Western Australian grains scientists are looking to improve weed management following soil amelioration, with new research focusing on pre-emergent herbicides.
The work is part of a broader project to examine improving farming system profitability following soil amelioration, which has investment from the Department of Primary Industries and Regional Development (DPIRD) and Grains Research and Development Corporation (GRDC).
DPIRD research scientist Arslan Peerzada said strategic deep tillage with deep ripping, rotary spading or mouldboard plough was increasingly used to ameliorate soil constraints and improve crop production.
“Previous research has demonstrated that strategic deep tillage can increase the efficacy of pre-emergent herbicides, but we have not evaluated how that may improve the management of economically damaging weeds such as ryegrass, wild radish and brome,” Dr Peerzada said.
“This study aims to highlight the importance of an integrated weed management program that can improve crop yield and promote a sustainable agricultural system.”

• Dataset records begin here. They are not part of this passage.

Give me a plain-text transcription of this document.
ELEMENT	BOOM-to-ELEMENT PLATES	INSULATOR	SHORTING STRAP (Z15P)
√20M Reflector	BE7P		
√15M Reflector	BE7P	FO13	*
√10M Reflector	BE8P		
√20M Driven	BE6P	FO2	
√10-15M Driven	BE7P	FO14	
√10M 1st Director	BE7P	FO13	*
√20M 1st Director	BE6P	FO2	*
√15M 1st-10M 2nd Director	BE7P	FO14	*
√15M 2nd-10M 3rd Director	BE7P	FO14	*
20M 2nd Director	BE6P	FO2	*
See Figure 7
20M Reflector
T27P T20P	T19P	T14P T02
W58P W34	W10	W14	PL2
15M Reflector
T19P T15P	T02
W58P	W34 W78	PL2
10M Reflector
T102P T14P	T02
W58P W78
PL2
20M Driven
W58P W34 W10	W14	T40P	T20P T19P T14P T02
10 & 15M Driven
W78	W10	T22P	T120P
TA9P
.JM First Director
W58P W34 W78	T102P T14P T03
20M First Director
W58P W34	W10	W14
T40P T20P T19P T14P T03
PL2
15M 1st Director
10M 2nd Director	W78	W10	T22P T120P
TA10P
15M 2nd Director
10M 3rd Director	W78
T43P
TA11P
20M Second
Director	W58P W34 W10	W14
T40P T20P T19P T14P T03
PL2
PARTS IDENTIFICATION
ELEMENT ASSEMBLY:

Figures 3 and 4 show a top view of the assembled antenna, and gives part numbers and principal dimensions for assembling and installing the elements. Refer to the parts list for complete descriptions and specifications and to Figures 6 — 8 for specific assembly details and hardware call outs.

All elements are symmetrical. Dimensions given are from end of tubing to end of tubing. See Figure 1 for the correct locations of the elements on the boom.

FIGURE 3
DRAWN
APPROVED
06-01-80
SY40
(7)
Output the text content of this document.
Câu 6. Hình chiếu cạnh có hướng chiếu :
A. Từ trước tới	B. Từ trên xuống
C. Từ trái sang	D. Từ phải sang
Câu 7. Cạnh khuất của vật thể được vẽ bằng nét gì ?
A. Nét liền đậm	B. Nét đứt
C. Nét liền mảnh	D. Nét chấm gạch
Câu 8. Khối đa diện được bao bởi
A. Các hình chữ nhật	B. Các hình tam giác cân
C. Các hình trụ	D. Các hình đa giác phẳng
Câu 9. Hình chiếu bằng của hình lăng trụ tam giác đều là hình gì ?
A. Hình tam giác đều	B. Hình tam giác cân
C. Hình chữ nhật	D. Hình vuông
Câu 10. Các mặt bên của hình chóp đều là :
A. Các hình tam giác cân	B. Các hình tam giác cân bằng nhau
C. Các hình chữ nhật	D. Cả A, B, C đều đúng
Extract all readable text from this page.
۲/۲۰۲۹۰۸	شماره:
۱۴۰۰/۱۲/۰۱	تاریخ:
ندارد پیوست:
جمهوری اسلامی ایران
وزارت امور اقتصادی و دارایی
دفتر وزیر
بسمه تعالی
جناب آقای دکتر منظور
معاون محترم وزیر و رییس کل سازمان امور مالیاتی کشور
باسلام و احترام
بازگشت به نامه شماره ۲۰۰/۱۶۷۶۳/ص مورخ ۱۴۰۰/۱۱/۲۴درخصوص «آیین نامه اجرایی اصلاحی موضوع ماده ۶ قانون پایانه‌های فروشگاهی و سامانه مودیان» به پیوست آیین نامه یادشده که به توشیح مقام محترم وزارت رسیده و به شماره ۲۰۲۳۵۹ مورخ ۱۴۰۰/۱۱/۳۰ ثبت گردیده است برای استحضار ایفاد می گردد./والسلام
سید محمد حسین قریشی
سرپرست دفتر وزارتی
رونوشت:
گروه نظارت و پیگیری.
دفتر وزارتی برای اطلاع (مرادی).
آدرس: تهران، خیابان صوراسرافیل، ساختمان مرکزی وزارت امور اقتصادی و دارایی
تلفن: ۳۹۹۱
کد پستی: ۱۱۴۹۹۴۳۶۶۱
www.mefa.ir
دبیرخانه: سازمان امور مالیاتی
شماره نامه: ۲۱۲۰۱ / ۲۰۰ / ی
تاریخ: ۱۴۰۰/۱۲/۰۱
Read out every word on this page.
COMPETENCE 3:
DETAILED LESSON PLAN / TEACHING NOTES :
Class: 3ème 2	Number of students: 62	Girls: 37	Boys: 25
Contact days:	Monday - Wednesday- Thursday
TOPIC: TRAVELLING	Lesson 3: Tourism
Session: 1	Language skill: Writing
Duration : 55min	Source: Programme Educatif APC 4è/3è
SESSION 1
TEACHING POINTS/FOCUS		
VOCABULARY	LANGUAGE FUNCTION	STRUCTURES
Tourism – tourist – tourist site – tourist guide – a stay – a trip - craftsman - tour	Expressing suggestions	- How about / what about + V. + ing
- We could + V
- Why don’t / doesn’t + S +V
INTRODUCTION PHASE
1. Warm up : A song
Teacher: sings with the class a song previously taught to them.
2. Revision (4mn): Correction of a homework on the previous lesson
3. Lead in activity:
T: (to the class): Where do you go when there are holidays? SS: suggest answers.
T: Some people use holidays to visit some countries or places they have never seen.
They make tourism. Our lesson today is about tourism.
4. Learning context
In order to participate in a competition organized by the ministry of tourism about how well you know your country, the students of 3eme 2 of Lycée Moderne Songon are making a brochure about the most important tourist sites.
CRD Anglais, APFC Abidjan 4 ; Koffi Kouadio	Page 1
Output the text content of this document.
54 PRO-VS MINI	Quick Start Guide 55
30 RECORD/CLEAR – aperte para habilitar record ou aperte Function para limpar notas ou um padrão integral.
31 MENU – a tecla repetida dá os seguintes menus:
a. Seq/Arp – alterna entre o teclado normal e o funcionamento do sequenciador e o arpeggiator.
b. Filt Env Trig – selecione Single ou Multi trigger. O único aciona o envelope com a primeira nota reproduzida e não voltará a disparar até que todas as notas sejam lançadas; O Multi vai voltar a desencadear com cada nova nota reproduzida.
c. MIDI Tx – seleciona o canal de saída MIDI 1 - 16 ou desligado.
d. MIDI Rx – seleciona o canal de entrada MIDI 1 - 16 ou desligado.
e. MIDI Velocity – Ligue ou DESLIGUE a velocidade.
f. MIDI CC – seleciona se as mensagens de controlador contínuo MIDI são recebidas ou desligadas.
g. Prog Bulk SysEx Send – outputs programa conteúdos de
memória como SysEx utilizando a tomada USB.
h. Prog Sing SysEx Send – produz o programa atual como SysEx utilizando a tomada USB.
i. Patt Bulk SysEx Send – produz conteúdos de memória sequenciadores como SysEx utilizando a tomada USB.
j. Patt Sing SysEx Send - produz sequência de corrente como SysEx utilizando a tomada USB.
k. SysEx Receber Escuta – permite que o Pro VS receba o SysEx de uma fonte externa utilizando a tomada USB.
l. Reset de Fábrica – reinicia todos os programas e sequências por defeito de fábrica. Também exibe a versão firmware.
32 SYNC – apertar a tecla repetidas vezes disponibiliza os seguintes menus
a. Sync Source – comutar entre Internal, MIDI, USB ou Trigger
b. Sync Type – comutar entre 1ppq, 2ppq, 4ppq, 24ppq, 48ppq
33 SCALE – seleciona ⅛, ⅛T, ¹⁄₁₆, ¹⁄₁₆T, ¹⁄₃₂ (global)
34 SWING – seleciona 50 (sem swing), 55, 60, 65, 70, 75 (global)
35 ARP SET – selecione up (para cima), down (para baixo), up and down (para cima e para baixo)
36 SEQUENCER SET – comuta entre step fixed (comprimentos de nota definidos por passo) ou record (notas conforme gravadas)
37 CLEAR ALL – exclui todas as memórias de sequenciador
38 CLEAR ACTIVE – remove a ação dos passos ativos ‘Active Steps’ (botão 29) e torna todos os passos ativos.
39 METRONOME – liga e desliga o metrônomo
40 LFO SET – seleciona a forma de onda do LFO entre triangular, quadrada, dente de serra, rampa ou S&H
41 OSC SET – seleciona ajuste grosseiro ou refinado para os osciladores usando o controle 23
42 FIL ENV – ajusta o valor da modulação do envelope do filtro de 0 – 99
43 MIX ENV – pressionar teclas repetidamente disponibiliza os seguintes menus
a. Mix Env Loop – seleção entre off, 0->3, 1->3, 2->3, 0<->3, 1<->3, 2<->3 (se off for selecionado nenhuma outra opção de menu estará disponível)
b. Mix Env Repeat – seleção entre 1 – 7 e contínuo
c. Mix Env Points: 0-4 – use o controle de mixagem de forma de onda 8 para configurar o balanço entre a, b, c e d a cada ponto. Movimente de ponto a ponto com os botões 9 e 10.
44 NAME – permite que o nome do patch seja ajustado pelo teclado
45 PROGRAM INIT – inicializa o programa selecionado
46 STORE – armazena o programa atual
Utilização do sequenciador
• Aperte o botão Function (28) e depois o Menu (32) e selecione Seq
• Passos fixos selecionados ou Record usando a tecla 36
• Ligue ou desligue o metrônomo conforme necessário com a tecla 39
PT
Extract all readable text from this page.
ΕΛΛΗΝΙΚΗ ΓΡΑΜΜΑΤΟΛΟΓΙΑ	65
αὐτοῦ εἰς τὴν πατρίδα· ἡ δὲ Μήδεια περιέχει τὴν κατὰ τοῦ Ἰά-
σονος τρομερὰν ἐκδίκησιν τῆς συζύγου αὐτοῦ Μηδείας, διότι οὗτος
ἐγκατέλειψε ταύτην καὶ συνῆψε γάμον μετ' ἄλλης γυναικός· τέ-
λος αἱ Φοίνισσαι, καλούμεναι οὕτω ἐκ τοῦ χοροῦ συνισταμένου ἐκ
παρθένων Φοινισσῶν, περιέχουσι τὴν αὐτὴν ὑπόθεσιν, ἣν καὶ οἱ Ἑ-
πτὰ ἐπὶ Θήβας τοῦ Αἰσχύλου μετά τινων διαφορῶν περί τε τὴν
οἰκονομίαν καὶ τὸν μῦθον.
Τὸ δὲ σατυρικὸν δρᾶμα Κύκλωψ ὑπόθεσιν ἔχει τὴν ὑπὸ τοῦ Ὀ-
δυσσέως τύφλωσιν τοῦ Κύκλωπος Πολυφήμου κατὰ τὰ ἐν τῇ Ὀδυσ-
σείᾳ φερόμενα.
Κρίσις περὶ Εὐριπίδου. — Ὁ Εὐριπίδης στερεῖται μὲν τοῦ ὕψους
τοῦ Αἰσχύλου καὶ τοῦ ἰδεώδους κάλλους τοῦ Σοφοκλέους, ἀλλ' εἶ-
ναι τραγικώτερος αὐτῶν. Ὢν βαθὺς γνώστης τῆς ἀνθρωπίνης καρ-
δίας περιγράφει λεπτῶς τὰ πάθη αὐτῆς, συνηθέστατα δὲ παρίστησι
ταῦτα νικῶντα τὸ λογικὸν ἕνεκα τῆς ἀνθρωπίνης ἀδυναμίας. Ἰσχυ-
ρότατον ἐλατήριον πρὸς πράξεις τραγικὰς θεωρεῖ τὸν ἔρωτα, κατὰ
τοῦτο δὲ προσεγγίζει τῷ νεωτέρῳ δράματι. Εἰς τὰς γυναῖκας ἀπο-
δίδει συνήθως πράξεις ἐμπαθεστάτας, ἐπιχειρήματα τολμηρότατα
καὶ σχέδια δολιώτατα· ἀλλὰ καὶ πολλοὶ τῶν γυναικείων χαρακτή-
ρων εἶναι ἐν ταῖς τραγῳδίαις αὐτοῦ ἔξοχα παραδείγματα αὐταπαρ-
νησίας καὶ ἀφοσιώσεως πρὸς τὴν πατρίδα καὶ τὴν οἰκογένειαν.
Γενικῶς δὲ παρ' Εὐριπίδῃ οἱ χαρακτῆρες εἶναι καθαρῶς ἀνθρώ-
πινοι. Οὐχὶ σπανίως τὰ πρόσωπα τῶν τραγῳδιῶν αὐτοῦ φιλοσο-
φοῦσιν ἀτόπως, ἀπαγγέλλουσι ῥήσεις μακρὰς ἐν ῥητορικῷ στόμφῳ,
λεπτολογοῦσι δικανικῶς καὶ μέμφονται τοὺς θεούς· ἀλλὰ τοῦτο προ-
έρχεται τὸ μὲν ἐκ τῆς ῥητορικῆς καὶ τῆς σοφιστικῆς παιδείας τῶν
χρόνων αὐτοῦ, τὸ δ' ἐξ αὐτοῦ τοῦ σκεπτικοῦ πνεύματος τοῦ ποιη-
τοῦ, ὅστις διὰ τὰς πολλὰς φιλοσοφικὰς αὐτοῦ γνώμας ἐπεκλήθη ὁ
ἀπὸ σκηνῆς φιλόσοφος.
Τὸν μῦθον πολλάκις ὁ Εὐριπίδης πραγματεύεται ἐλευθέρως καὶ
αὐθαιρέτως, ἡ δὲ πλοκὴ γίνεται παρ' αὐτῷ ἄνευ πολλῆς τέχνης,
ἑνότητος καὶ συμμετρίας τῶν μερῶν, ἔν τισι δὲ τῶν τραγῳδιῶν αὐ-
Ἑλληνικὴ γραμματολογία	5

A research update will be delivered at the Liebe Group’s field day at Wongan Hills on Wednesday 13 September 2023.
“We have selected a range of pre-emergent herbicides that we believe will minimise crop damage after these amelioration techniques,” Dr Peerzada said.
“However, their ability to control weeds is variable and depends on the paddock situation – especially the soil moisture at the time of amelioration, as well as the depth to which weed seeds are buried through the tillage implements.
“The best solution is to avoid placing heavy reliance solely on pre-emergent herbicides in the year following strategic deep tillage.
“Growers will need to consider diversifying weed control approaches, such as in-crop herbicide application, to maximise the effectiveness of strategic tillage in terms of suppressing weed populations.”
Trial sites at Merredin and Wongan Hills are comparing the efficacy of pre-emergent herbicides in controlling grass and broadleaf weeds under four treatments – spading, deep ripping, soil inversion and no amelioration.
Eight sub-plot treatments using a range of pre-emergent herbicides have been applied at each site.
The trials are also evaluating crop phytotoxicity associated with herbicide application in altered soil conditions, along with analysing the horizontal and vertical movement of weed seeds and surface soil in response to soil inversion, deep ripping, and spading.